地 點： Zoom會議ID：615 3970 4192
题 目：RaSE: Random Subspace Ensemble Classification
主講人：Yang Feng Associate Professor of Biostatistics at New York University
摘 要：We propose a new model-free ensemble classification framework, Random Subspace Ensemble (RaSE), for sparse classification. In the RaSE algorithm, we aggregate many weak learners, where each weak learner is a base classifier trained in a subspace optimally selected from a collection of random subspaces. To conduct subspace selection, we propose a new criterion, ratio information criterion (RIC), based on weighted Kullback-Leibler divergences. The theoretical analysis includes the risk and Monte-Carlo variance of RaSE classifier, establishing the weak consistency of RIC, and providing an upper bound for the misclassification rate of RaSE classifier. An array of simulations under various models and real-data applications demonstrate the effectiveness of the RaSE classifier in terms of low misclassification rate and accurate feature ranking. The RaSE algorithm is implemented in the R package RaSEn on CRAN.

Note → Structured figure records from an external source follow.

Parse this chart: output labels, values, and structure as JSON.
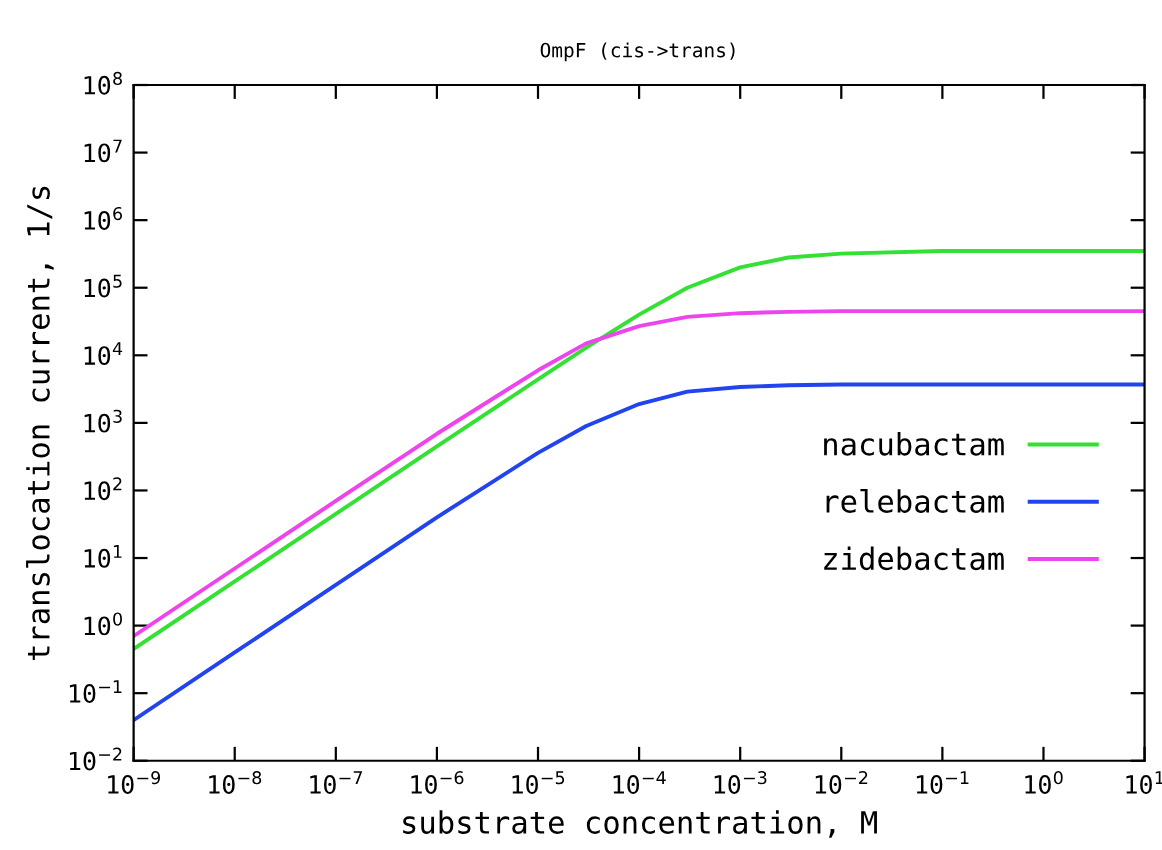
{
  "chart_data": {
    "type": "line",
    "title": "OmpF (cis->trans)",
    "xlabel": "substrate concentration, M",
    "ylabel": "translocation current, 1/s",
    "log": "xy",
    "x": [
      1e-09,
      1e-08,
      1e-07,
      1e-06,
      1e-05,
      3e-05,
      0.0001,
      0.0003,
      0.001,
      0.003,
      0.01,
      0.1,
      1,
      10
    ],
    "series": [
      {
        "name": "nacubactam",
        "color": "#33e033",
        "values": [
          0.45,
          4.5,
          45,
          450,
          4400,
          13000,
          40000,
          100000,
          200000,
          280000,
          320000,
          350000,
          350000,
          350000
        ]
      },
      {
        "name": "relebactam",
        "color": "#2244ee",
        "values": [
          0.04,
          0.4,
          4,
          40,
          360,
          900,
          1900,
          2900,
          3400,
          3600,
          3700,
          3700,
          3700,
          3700
        ]
      },
      {
        "name": "zidebactam",
        "color": "#ee44ee",
        "values": [
          0.7,
          7,
          70,
          690,
          6000,
          15000,
          27000,
          37000,
          42000,
          44000,
          45000,
          45000,
          45000,
          45000
        ]
      }
    ],
    "xlim": [
      1e-09,
      10
    ],
    "ylim": [
      0.01,
      100000000.0
    ],
    "xticks": [
      {
        "value": 1e-09,
        "label": "10$^{−9}$"
      },
      {
        "value": 1e-08,
        "label": "10$^{−8}$"
      },
      {
        "value": 1e-07,
        "label": "10$^{−7}$"
      },
      {
        "value": 1e-06,
        "label": "10$^{−6}$"
      },
      {
        "value": 1e-05,
        "label": "10$^{−5}$"
      },
      {
        "value": 0.0001,
        "label": "10$^{−4}$"
      },
      {
        "value": 0.001,
        "label": "10$^{−3}$"
      },
      {
        "value": 0.01,
        "label": "10$^{−2}$"
      },
      {
        "value": 0.1,
        "label": "10$^{−1}$"
      },
      {
        "value": 1,
        "label": "10$^{0}$"
      },
      {
        "value": 10,
        "label": "10$^{1}$"
      }
    ],
    "yticks": [
      {
        "value": 0.01,
        "label": "10$^{−2}$"
      },
      {
        "value": 0.1,
        "label": "10$^{−1}$"
      },
      {
        "value": 1,
        "label": "10$^{0}$"
      },
      {
        "value": 10,
        "label": "10$^{1}$"
      },
      {
        "value": 100,
        "label": "10$^{2}$"
      },
      {
        "value": 1000,
        "label": "10$^{3}$"
      },
      {
        "value": 10000,
        "label": "10$^{4}$"
      },
      {
        "value": 100000,
        "label": "10$^{5}$"
      },
      {
        "value": 1000000,
        "label": "10$^{6}$"
      },
      {
        "value": 10000000,
        "label": "10$^{7}$"
      },
      {
        "value": 100000000,
        "label": "10$^{8}$"
      }
    ],
    "legend": "right",
    "grid": false
  }
}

Yang Feng is an associate professor of biostatistics in the School of Global Public Health at New York University. Feng focuses on developing and applying machine learning methods in public health, high-dimensional data analysis, network models, nonparametric and semiparametric methods, and bioinformatics. He has published over 30 articles in journals including the Annals of Statistics, JASA, JRSSB, JMLR, Journal of Econometrics, IEEE-PAMI, and Science Advances. He is currently an associate editor for the Journal of Business & Economic Statistics, Statistica Sinica, and Statistical Analysis and Data Mining: The ASA Data Science Journal. His research is partially supported by NSF CAREER Grant DMS-2013789.